San Diego, California

Early History

20,000 BC
Hunting peoples of northeast Asia follow herds of Caribou, bison, and mammoth across the present day Bering Strait, which at several points in this period is a grassy plain a thousand miles broad. They then move south along ice-free corridors into the American continents. Anthropologists believe that humans first settled in the San Diego area as early as 20,000 years ago along the coast and 12,000 years ago in the desert.

12000 BC to 7000 BC
Original inhabitants of the San Diego area are now known as the San Dieguito people.
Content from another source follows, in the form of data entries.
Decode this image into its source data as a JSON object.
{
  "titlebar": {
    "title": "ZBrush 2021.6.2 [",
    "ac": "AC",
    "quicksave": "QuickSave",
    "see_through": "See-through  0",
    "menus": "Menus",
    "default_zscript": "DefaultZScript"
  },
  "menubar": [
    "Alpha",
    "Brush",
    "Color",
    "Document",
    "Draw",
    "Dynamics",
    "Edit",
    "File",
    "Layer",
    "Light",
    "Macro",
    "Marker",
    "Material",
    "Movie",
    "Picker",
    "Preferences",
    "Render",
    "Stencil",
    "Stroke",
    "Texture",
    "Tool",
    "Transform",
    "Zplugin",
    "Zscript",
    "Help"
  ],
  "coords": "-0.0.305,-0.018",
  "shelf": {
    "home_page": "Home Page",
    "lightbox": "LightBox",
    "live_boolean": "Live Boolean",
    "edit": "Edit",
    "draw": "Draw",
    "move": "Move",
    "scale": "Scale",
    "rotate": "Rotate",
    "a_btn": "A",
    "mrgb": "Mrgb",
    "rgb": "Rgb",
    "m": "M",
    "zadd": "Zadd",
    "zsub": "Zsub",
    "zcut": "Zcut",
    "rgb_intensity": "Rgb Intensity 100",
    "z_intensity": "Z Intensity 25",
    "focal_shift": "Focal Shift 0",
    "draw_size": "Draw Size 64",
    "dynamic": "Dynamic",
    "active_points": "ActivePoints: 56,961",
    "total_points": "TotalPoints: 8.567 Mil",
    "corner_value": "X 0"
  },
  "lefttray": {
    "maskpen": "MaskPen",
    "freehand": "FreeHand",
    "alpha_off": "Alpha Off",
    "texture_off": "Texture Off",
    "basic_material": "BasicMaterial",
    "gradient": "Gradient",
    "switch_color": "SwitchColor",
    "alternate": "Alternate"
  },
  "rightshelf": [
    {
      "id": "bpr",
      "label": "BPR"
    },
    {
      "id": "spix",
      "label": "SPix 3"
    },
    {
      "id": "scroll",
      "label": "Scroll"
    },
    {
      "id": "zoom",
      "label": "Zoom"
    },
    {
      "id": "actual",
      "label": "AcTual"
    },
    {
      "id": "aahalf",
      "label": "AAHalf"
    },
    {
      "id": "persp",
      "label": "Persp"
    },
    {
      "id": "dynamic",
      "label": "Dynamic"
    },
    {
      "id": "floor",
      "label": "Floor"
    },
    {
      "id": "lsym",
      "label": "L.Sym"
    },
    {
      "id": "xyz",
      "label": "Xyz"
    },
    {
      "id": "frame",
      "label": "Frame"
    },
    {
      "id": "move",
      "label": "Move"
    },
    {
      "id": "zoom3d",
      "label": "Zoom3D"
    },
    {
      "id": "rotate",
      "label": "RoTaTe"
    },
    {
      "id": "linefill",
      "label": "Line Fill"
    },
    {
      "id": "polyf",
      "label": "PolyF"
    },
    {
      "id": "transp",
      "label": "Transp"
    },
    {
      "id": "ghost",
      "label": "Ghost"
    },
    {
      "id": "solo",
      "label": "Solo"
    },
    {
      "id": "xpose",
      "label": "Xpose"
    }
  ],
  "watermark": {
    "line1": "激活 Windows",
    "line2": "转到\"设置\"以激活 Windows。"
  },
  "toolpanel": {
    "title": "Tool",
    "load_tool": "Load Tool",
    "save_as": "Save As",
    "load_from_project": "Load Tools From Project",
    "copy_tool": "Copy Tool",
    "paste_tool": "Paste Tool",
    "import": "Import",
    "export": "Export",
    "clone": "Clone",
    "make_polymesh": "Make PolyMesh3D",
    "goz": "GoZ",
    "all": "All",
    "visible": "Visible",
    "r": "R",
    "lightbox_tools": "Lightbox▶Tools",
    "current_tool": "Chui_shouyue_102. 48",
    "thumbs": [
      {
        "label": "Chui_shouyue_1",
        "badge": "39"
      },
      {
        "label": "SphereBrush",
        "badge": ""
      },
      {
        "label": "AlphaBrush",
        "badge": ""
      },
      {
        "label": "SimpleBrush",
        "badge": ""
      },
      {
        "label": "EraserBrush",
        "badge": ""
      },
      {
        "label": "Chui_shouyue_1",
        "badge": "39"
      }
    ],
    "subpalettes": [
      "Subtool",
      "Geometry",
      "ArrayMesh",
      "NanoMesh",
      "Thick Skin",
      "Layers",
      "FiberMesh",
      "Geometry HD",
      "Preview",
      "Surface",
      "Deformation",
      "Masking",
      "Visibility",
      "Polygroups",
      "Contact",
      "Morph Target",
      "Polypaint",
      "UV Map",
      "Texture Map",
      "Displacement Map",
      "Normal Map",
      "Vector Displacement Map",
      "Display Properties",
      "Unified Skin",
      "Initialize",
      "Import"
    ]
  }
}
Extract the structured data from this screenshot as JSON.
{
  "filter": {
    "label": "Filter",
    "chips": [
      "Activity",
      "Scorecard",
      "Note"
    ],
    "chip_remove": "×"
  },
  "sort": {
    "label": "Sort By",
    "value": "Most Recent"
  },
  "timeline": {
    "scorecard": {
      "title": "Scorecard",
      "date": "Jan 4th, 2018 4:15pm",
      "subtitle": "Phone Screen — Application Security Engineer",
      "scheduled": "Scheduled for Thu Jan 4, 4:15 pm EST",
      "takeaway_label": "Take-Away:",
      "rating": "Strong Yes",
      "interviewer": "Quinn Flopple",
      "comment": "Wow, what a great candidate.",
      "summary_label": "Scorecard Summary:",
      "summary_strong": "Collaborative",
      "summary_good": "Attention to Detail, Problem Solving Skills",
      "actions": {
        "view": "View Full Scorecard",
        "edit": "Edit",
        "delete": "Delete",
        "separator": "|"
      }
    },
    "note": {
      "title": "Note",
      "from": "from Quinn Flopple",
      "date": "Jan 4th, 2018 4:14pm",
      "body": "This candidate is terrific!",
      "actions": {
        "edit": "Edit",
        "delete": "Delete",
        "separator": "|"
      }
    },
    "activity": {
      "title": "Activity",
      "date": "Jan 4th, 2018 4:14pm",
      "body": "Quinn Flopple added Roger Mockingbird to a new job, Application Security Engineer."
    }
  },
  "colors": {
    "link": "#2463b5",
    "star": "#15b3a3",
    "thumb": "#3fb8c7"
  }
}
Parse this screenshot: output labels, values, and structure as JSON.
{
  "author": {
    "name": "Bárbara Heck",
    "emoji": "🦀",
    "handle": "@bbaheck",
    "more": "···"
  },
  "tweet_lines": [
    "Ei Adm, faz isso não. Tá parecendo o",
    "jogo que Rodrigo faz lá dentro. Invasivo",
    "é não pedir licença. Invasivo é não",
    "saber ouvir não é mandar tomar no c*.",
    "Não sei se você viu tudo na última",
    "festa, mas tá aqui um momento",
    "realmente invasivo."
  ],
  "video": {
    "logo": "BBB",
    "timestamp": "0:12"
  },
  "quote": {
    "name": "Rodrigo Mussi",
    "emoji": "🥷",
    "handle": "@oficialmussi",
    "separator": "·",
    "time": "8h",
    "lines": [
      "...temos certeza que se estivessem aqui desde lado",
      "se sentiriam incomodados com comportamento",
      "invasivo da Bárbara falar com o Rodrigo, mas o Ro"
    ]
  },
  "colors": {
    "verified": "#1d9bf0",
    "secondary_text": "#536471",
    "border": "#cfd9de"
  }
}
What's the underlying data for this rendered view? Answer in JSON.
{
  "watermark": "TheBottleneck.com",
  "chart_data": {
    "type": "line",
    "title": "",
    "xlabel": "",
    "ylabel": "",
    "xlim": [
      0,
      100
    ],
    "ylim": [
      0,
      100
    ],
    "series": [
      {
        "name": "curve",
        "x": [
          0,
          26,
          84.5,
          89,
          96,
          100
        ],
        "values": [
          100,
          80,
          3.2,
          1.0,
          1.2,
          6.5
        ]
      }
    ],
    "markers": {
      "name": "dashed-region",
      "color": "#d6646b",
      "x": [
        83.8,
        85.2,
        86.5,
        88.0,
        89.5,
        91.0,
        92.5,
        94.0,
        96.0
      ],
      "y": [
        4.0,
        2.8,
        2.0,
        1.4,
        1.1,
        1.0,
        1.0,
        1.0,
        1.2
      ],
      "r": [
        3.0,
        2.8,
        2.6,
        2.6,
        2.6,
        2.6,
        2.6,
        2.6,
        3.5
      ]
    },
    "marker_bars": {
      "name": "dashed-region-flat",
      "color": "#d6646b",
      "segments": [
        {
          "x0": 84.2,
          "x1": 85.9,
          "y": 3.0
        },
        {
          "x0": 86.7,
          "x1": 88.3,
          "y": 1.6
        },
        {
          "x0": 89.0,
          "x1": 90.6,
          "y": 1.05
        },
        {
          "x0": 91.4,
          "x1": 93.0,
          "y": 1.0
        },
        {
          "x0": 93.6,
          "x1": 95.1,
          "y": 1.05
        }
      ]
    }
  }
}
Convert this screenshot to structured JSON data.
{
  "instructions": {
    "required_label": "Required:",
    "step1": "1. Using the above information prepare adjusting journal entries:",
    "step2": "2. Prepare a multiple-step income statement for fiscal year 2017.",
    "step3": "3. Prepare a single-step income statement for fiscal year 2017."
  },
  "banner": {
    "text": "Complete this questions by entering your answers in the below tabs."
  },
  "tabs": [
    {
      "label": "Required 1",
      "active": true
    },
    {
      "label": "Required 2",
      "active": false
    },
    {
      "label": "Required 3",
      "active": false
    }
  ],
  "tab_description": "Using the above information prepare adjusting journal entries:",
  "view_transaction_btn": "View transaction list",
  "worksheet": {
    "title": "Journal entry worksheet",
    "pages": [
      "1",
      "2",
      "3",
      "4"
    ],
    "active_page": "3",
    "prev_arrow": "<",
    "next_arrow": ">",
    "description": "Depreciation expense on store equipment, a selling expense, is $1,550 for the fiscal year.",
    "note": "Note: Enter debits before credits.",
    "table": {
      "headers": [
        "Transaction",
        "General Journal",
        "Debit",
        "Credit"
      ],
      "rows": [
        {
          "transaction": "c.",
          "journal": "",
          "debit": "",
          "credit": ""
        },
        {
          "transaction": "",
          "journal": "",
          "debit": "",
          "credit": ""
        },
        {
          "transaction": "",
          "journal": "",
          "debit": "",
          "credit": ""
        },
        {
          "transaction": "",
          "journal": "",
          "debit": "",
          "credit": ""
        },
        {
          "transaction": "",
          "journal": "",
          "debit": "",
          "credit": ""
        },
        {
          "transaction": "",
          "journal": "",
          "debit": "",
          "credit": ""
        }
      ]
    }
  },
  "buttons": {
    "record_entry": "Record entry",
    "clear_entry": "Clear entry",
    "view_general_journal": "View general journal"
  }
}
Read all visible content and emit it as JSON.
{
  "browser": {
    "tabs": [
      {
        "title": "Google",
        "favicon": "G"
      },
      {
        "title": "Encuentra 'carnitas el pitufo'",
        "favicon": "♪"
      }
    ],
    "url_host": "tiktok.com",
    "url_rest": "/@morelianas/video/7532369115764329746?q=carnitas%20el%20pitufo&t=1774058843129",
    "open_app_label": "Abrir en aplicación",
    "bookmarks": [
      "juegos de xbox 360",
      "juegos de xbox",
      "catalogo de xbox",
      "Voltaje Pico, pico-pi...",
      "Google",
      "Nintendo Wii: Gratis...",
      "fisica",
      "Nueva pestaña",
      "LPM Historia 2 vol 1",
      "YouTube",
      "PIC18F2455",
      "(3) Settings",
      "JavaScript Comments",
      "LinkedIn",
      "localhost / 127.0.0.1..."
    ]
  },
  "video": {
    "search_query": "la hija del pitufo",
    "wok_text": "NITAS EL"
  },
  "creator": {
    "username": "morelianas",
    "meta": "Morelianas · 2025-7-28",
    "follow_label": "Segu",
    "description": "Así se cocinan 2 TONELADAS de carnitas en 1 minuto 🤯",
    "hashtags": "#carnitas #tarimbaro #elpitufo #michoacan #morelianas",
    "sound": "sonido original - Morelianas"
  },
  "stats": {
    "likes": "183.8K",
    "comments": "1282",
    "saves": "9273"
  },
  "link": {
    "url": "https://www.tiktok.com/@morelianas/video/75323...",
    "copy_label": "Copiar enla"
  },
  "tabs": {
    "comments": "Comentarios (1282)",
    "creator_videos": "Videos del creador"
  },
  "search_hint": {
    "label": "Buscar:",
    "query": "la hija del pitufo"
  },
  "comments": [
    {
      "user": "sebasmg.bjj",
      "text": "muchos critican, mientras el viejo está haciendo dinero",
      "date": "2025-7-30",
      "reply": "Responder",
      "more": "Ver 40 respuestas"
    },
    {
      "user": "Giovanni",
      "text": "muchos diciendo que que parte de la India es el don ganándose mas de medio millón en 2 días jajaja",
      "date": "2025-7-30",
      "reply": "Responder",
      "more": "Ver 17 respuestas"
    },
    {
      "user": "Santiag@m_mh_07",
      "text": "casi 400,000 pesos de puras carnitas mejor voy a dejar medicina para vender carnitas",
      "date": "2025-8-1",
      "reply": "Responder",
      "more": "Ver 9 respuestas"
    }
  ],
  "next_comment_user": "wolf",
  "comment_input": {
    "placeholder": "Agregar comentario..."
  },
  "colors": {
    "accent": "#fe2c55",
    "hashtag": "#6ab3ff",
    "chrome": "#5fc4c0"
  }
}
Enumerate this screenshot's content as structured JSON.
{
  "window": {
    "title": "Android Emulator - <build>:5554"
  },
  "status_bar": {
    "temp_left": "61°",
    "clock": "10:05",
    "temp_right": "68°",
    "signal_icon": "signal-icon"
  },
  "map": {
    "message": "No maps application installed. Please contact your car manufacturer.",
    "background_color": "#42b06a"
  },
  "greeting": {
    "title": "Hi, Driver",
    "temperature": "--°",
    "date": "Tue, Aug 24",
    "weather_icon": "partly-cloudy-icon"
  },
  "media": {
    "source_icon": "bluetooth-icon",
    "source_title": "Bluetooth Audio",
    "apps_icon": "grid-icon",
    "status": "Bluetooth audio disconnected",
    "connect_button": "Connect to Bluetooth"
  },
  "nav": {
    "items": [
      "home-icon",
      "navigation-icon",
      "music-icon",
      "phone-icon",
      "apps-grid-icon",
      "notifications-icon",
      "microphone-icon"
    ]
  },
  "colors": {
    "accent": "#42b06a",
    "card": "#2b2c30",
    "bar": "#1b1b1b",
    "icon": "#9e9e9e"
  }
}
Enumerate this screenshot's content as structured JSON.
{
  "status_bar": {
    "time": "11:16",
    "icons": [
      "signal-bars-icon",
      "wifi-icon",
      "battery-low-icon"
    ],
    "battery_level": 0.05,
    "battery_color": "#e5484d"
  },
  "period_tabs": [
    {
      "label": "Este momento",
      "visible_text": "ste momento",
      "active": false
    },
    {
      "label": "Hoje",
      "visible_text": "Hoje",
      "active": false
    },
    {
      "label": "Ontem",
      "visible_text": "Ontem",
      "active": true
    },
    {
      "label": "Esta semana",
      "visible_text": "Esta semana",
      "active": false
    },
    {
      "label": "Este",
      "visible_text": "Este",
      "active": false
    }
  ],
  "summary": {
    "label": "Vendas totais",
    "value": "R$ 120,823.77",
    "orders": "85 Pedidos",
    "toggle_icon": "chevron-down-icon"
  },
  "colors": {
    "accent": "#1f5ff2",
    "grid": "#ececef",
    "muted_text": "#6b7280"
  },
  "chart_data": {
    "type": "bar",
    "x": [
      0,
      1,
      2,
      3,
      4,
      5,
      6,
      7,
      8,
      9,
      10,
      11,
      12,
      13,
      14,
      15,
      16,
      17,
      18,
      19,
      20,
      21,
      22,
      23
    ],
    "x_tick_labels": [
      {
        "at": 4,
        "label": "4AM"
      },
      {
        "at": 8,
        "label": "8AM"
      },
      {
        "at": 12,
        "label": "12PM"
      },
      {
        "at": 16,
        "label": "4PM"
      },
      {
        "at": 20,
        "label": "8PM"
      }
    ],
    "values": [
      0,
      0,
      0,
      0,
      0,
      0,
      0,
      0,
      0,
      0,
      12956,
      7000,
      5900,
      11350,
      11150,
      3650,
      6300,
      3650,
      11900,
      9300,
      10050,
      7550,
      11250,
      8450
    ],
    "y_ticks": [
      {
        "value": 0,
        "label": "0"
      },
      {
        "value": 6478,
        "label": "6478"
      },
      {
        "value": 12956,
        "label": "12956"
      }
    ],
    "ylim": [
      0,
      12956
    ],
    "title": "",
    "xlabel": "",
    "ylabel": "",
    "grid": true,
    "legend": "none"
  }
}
The earliest cultural group, dated at about 7500 B.C., is referred to as the San Dieguito Paleo-Indian, which researcher Malcolm Rogers described in 1929 as a "scraper-maker culture." The Rogers site is above the San Dieguito River east of Rancho Santa Fe.

7000 BC to 1000 BC
La Jollan people assimilate the original San Dieguito people (or evolve from them). Today's La Jolla Beach and Tennis Club is neighbor to a major archeological site from this period.

1000 BC to 1000 AD
Yuman-speaking peoples intrude and assimilate La Jollan cultural group. Diegueños, the Indians nearest the San Diego Mission and most of the central San Diego area, are of Yuman stock, as are the Kamia and Yuma tribes to the east. Indians gather acorns and grind them into flour, from which they make a healthy mush. Archaeologists have found evidence of ceramics, cremations, pictographs, stone tools, clay-lined hearths and elaborate stone walls, some built for defense and others for irrigation.

1000 AD to 1600 AD
Yuman and Shoshonean groups migrate to northern San Diego area. Shoshoneans occupy almost a third of California. In the northern San Diego area Shoshoneans comprise the Luiseño in North County, Cahuilla in the far northeast, east of Mount Palomar; Cupeño in a small region around Warner's Springs; Ipai or Northern Diegueño, from the San Dieguito River Valley to Mission Valley; and the Ipai or Kumeyaay from Mission Valley to Ensenada. The eastern limit is approximately around the Salton Sea and Salt Hills in Imperial County and, in Mexico, the Cocopa Mountains. Map of tribal distribution from Library of Congress website

1492
Columbus discovers the New World.


1513
Vasco Núñez de Balboa is the first European to gaze on the Pacific Ocean.


1519
Hernán Cortés first meets Moctezuma in the great city of Tenochtitlan (now Mexico City). Two years later, he returns to conquer Tenochtitlan.


1535
Cortés lands at La Paz in Baja California and establishes a temporary colony there.


September 28, 1542
Juan Rodríguez Cabrillo sails his flagship, the San Salvador, from Navidad (Mexico) into San Diego Bay on September 28, under the flag of Spain. He comes ashore, probably near Ballast Point on Point Loma. He names his discovery San Miguel and declares it a possession of the King of Spain. Cabrillo dies in the Channel Islands off Santa Barbara less than four months later. At this time the native population of San Diego area (estimated at 20,000) includes Luiseño, Cahuilla, Cupeño, Kumeyaay, Northern Diegueño Indian groups. Indians gather acorns from at least six species of oaks, collect fresh fruits and vegetables, hunt and fish.

November, 1602
Sebastian Vizcaíno arrives with his flagship "San Diego", sent north by Spain from Navidad in Mexico. Vizcaíno surveys the harbor and what is now Mission Bay and Point Loma, naming the area for the Spanish Catholic saint San Diego de Alcalá. He maps the coastline as far as Oregon and gives many locations the names by which we know them today.

November 12, 1602
First Christian religious service of record in California is conducted by Fray Antonio de la Ascensión, a member of Vizcaíno's expedition, celebrating the feast day of San Diego. A meeting follows the Mass, and later Indians appear with bows and arrows, but the Spanish offer gifts and communicate with sign language. The encounter ends peacefully.

1607
Jamestown becomes first permanent English settlement on the banks of Virginia's James River.


1697
Mission at Loreto, the first of 23 in Baja California, is established by Jesuit missionaries.


1720
Mission at La Paz in Baja California is established.